まして床屋で散髪しかした事の無いような僕が美容室なんて柄じゃないし。

いつもお店に来るユノさんはキラキラだ。
明るい髪の毛も、両耳のピアノも。
そしてあの笑顔も。

あんなに素敵な人がどんな風にして接客しているのか、気にはなるんだけど…


「おっ」

「ユノさん、、、///!」


ひょこっと覗いた途端にお見送りの為に外へ出て来たユノさんに見つかってしまった。

そして逃げ出そうとする所を後ろから捕まえられて、強引に中へ入れようとするから。
僕は必死で手にしている籠の中身を説明し、やっとの思いで解放されてホッとしたのに。

「じゃ、また帰りに待ってる」

って…結局逃げられず仕舞い。




持ち込んだリネンのシーツと、僕のエプロンは数日後の引き取りと言う事でそのまま籠ごと預ける。

手ぶらでぶらぶら。
あっという間にユノさんのお店の前に着いてしまう。

ユノさんには会いたいけどでも絶対に場違いに決まってる。
だからサクッと顔だけ出して帰ればいいよな…


…ユノさんは、、あ、居た。
うわ…なんか凄いかっこいい…








僕のお店に来る時はシザーケースを外しているからいつもの雰囲気と違う。
美容師さんって感じが自然体で伝わる。

こんなユノさんもいいな…


「そんな所で突っ立ってないで入って」
「え、、いや僕はここでいいですっ」
「いいからいいから遠慮すんなって」
「えぇ~~っ、、」

同じ様な身長の男が2人、入り口でいつまでも押し問答ってわけにはいかないから渋々中へと入ると店内に居たお客様達がくすくすと笑っていた。

やっぱり完全に場違いな僕。
だけどユノさんは至って普通で全く僕の状況を分かっていない様子なんだ。

「ユノさん、、もう僕、、帰ります…」

一刻も早く帰りたい。

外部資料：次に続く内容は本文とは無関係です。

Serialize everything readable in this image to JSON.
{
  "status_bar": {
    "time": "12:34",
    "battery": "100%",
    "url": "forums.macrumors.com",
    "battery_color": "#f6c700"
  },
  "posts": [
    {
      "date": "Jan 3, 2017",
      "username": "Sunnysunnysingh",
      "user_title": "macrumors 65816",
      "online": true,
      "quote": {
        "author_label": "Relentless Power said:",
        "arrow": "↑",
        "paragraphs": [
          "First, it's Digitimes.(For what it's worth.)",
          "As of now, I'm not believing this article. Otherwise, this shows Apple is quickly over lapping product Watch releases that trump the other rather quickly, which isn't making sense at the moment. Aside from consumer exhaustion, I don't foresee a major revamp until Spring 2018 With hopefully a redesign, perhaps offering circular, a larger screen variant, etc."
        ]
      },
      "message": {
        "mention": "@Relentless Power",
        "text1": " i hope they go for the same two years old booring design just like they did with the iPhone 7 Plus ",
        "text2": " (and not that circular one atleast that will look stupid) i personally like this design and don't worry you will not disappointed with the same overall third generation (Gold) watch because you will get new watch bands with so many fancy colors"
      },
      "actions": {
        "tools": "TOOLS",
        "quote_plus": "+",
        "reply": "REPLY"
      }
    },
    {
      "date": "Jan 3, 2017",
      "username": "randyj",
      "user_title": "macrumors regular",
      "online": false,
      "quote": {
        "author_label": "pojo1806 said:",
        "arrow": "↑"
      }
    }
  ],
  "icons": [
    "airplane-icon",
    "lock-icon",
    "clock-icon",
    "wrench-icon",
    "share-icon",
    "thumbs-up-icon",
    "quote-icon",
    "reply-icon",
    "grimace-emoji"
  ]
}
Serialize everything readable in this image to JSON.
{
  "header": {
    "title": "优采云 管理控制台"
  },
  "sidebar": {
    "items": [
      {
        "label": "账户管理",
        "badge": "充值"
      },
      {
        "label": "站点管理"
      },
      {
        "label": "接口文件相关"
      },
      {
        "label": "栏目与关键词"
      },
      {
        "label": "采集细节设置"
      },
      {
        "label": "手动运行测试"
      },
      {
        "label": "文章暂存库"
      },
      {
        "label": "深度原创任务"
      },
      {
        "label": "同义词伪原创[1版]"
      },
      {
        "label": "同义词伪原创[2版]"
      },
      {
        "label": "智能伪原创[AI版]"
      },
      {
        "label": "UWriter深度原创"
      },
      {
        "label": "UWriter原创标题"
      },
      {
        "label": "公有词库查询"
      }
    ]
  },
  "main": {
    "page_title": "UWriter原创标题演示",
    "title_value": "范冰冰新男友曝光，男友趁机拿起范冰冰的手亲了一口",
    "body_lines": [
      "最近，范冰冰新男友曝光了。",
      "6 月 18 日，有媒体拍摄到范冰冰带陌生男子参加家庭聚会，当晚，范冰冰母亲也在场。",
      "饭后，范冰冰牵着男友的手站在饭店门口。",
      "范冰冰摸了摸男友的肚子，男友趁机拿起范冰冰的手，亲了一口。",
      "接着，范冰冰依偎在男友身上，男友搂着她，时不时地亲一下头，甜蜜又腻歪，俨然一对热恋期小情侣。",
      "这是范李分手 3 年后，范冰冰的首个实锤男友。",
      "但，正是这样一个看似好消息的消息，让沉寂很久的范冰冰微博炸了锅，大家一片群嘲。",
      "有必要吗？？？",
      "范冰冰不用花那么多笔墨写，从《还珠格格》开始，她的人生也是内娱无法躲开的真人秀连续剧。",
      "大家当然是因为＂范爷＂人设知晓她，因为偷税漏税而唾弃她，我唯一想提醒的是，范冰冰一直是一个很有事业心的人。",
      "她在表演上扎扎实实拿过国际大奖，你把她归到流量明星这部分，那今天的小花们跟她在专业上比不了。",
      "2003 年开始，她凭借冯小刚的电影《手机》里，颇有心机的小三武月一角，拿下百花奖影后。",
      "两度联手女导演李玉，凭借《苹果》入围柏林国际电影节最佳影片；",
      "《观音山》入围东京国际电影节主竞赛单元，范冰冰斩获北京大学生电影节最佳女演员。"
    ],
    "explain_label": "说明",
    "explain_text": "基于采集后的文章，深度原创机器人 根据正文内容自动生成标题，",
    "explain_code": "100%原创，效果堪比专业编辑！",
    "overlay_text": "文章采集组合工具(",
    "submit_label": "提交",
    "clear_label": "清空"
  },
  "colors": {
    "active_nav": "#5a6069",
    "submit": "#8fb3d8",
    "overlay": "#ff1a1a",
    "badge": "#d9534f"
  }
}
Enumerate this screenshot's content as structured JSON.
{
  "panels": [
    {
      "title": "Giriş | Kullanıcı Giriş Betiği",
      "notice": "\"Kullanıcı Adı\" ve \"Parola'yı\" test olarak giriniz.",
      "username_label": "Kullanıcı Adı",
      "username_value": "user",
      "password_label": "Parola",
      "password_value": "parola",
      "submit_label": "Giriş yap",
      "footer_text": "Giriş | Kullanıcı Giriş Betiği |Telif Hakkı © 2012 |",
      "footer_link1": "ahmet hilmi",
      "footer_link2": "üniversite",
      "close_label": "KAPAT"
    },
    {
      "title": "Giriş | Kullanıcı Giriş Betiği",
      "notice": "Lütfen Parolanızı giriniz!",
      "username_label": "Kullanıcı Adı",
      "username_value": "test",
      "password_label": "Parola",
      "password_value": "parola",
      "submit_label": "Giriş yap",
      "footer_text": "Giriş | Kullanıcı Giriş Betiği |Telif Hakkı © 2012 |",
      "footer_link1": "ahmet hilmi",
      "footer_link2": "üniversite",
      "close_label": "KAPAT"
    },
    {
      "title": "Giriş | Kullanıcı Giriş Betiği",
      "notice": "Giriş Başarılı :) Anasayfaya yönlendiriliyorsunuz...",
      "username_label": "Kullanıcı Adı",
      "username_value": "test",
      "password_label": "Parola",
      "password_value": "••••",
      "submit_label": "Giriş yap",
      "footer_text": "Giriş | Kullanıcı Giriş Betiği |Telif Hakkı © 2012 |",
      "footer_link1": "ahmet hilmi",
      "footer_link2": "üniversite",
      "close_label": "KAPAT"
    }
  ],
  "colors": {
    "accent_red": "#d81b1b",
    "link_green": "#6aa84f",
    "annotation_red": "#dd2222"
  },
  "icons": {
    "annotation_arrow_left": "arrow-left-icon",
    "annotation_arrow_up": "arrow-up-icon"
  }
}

帰らせてよユノさん、、

「何言ってんの。だって今日は休みだろ?それとも何か予定あるとか」
「……無いです、あ、でも明日の仕込みが」
「仕込みね…まだ時間はあるよな。じゃそう言う事で」

僕の手を引いて2階へと上がって行く。
スタッフには「上がって来たら殺す」とか言ってたような気がするけど…気の所為かな?










2階は完全なプライベートサロンだった。





一つの椅子と鏡、その場で髪も洗える仕組み。
僕が利用する床屋と似た感じがして少しホッとして、ユノさんに促されるままに鏡の前に腰を下ろした。

ユノさんは僕のリクエストは最初から聞くつもりは無いらしく、椅子の高さを数段低くしたらくるりと回転させてリクライニングを倒す。

これは床屋と違うかな…
顔が仰向けだからまともにユノさんと目が合う。

でもその視界は直ぐにタオルで覆われてユノさんが消える。

耳元でシャワーの出る音がして次第に髪が湯の中に浸る感覚に、僕の全身が解れていった。

泡立つシャンプー、しゅわしゅわと髪も頭皮も揉まれていつしか僕の意識は遠のき…





「え…今は何を…?」

「いつものお返し」


霞む意識の中で違和感を覚えたら、ユノさんは僕のをまぐまぐしていた。